A revelação súbita de que Sandro seria um artista parece esboçar um primeiro traço de interesse por aquele universo: assim como o sapo tem seu tempo particular para sair do repouso, a obra-de-arte é fruto de um momento anterior que é ocioso enquanto produção artística. Os estágios de ócio que antecedem a pintura espelham o processo do filme, pois a banalização (a rigor, bastante saudável) da criação artística, a partir da abordagem conscientemente esvaziada na filmagem, reconfigura o que havíamos visto até então. A espera parece, enfim, se mostrar o tempo necessário para o sapo começar a se mover. Esse breve indício de discurso será, porém, complicado por um retorno posterior ao ateliê: Sandro pega um outra tela, já pronta, e começa a recobri-la com tinta branca. Em pinceladas de eterno retorno, a obra volta à aparência de um suposto primeiro estágio, onde tornaremos a aguardar o despertar de um mundo novamente sonolento, mole e entorpecido.

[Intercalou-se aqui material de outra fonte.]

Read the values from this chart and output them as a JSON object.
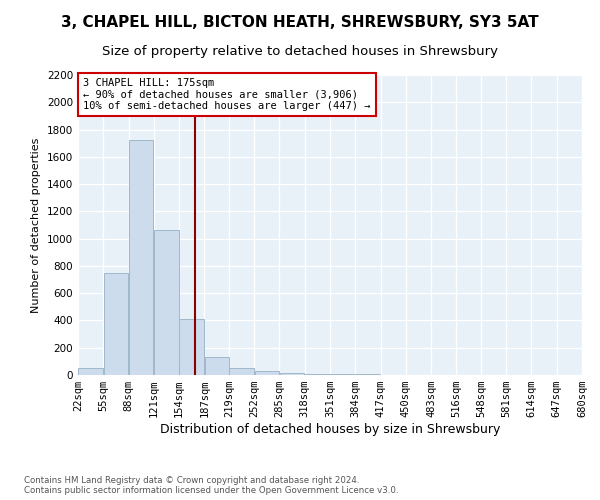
{
  "title": "3, CHAPEL HILL, BICTON HEATH, SHREWSBURY, SY3 5AT",
  "subtitle": "Size of property relative to detached houses in Shrewsbury",
  "xlabel": "Distribution of detached houses by size in Shrewsbury",
  "ylabel": "Number of detached properties",
  "footer_line1": "Contains HM Land Registry data © Crown copyright and database right 2024.",
  "footer_line2": "Contains public sector information licensed under the Open Government Licence v3.0.",
  "property_size": 175,
  "annotation_title": "3 CHAPEL HILL: 175sqm",
  "annotation_line1": "← 90% of detached houses are smaller (3,906)",
  "annotation_line2": "10% of semi-detached houses are larger (447) →",
  "bar_edges": [
    22,
    55,
    88,
    121,
    154,
    187,
    219,
    252,
    285,
    318,
    351,
    384,
    417,
    450,
    483,
    516,
    548,
    581,
    614,
    647,
    680
  ],
  "bar_heights": [
    50,
    750,
    1720,
    1060,
    410,
    130,
    55,
    30,
    15,
    10,
    6,
    4,
    3,
    2,
    2,
    1,
    1,
    0,
    0,
    0
  ],
  "bar_color": "#ccdcec",
  "bar_edge_color": "#a0b8cc",
  "vline_color": "#8b0000",
  "vline_x": 175,
  "ylim": [
    0,
    2200
  ],
  "xlim": [
    22,
    680
  ],
  "bg_color": "#e8f0f8",
  "grid_color": "#ffffff",
  "annotation_box_color": "#cc0000",
  "title_fontsize": 11,
  "subtitle_fontsize": 9.5,
  "tick_fontsize": 7.5,
  "ylabel_fontsize": 8,
  "xlabel_fontsize": 9
}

Com esse movimento, Gustavo Beck parece trazer o discurso novamente para o plano da realização, onde o trabalho do artista se instala na montanha de Sísifo: a relação de afeto estabelecida na confecção de uma obra é mais importante do que seu resultado.
Essa relação, porém, é sempre coagida para a margem do quadro: um cochicho entre diretor e operador de câmera fora do quadro; o enquadramento da kombi que transportava a equipe; uma última e decisiva entrada em quadro pela equipe do filme, no jantar com Sandro que encerra o filme. Há, portanto, um inegável desejo de valorizar a relação – algo que, por si só, é um caminho bastante legítimo para o cinema, documental ou não. As opções estéticas feitas por Beck levam, porém, o filme para um entruncamento bastante problemático, onde o dispositivo de feitura parece substituir o filme. Estaria esse suposto afeto impresso na distância receosa assumida em sua estratégia de observação? Mais do que isso: o que apreendemos, de fato, dessa relação, para além do fato de sabermos que ela existe e foi conscientemente registrada por uma câmera?
Pois, se A Casa de Sandro é o registro de uma relação, a ausência de questões levantadas por essa relação leva a uma inevitável pergunta: seria ela especialmente digna de um registro, se as amarras desse registro (uma necessidade de se ater à cronologia da filmagem; a articulação entre equipe e Sandro, pontual demais para se tornar um ponto de fuga para o filme) parecem anulá-lo enquanto discurso? Seria todo registro, por mais rigoroso em seu conceito que ele venha a ser, uma obra de arte? Existe uma distância entre os grandes filmes de observação (indo de Lumière ao cinema de Wang Bing – passando por Don`t Look Back, Cocksucker Blues, In Public e tantos outros filmes) e o simples registro do mundo, e essa diferença vem da manipulação dos elementos do meio para uma expressão artística particular que está além desses elementos individuais. A obra-de-arte é fruto de uma contradição, pois ela precisa ser suficiente em sua autonomia, mas produzir algo (um sentimento, uma reflexão, uma idéia) para além de seu domínio. Falta a A Casa de Sandro justamente esse salto do conceito para o filme; do registro para a obra de arte; da integridade para o risco; da morosidade para o movimento. Aquele sentimento de contágio, construído no primeiro plano, parece, aos poucos, se esvaziar em uma posição realizadora que se contenta em registrar. É essa a diferença entre reportar o afeto, e construir um filme plenamente afetuoso.